The mere love of pleasure and hedonism are not only quite distinct, but they do not even resemble each other up close whatsoever. It is one thing to enjoy and seek out pleasure, even if pleasure is a very high personal priority; it is something else entirely to suppose that pleasure is the ultimate good or perhaps even the only thing of any significance. The latter alone is incompatible with Biblical ethics, for the love of pleasure is not an enemy of Christian spirituality.
Pleasure of various kinds, when understood from a genuinely Biblical standpoint, can actually strengthen one's relationship with God by inspiring a gratefulness for the fact that many things Christians have considered sinful are completely innocent on their own. The human mind and body were intended to experience pleasure. Pleasure itself is not a result of sin, even though some people may subjectively find particular sins pleasurable.
Inversely, a relationship with God, the love of justice, and the love of reason can also be very pleasurable. Certain sins might be pleasurable for certain people, but pleasure is never the problem. Pleasure is not an incidental or trivial component of human life, as evangelicals may imply. It is deeply intertwined with many aspects of human existence, spirituality among them, and it is thus thoroughly unbiblical to condemn the love of pleasure.
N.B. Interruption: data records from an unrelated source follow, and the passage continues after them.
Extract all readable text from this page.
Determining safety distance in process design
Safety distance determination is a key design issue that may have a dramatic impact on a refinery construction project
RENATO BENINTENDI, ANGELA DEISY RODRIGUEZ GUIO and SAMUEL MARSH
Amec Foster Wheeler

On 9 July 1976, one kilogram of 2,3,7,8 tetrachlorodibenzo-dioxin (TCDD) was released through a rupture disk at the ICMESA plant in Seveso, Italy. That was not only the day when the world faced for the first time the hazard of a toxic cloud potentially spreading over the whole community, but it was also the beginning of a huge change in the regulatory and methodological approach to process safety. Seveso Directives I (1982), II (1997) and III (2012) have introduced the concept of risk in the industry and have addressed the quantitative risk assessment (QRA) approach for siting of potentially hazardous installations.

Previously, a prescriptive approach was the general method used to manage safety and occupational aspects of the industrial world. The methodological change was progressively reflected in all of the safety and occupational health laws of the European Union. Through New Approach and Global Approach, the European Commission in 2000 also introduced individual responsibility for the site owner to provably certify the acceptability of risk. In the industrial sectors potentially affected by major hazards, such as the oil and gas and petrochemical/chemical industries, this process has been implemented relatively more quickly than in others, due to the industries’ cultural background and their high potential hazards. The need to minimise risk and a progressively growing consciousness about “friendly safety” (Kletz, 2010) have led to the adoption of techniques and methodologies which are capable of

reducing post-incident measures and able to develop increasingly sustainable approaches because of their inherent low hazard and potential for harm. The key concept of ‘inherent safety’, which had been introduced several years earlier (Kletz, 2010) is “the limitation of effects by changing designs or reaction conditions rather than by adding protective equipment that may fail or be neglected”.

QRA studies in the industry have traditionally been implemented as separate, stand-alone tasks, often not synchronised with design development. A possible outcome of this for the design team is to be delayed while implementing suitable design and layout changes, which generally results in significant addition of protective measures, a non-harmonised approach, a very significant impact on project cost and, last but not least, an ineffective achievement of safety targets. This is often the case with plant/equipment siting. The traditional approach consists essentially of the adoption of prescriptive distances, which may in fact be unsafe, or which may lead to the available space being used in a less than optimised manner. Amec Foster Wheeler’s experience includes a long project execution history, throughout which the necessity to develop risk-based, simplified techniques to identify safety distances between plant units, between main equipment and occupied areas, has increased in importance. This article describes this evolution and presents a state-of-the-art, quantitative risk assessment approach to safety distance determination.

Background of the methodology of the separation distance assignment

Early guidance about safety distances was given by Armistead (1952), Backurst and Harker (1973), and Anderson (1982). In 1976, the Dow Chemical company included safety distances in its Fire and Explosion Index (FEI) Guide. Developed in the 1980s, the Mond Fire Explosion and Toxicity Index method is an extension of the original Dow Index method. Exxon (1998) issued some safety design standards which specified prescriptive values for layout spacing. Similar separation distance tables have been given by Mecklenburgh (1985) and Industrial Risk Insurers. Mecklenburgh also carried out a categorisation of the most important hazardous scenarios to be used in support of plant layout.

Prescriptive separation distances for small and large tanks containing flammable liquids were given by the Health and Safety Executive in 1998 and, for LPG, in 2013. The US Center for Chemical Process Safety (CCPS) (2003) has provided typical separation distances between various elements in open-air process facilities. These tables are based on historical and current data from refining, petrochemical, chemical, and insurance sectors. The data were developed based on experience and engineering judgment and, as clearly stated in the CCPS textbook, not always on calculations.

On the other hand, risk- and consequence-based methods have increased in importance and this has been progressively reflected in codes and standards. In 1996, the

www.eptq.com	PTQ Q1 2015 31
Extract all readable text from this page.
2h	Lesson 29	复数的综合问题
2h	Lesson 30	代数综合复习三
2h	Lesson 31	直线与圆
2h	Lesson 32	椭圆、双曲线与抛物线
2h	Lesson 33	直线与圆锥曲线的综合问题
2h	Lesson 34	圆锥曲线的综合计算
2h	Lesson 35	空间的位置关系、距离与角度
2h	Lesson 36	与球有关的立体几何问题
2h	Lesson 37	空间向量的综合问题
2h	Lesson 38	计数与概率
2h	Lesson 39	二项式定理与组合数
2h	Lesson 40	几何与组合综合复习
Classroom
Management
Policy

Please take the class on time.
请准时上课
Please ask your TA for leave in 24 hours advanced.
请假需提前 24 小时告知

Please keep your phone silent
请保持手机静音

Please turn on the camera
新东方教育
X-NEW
Nothing about loving pleasure excludes loving God. The notion that the two are irreconcilable or opposed is only a myth perpetuated by ascetic legalists either out of fear or out of stupidity, and the Bible rejects the idea as early as the first two chapters of Genesis. A deity who creates humans with the capacity for experiencing psychological and sensual pleasures and calls his creation "very good" cannot be opposed to pleasure unless it is pursued in an illegitimate way.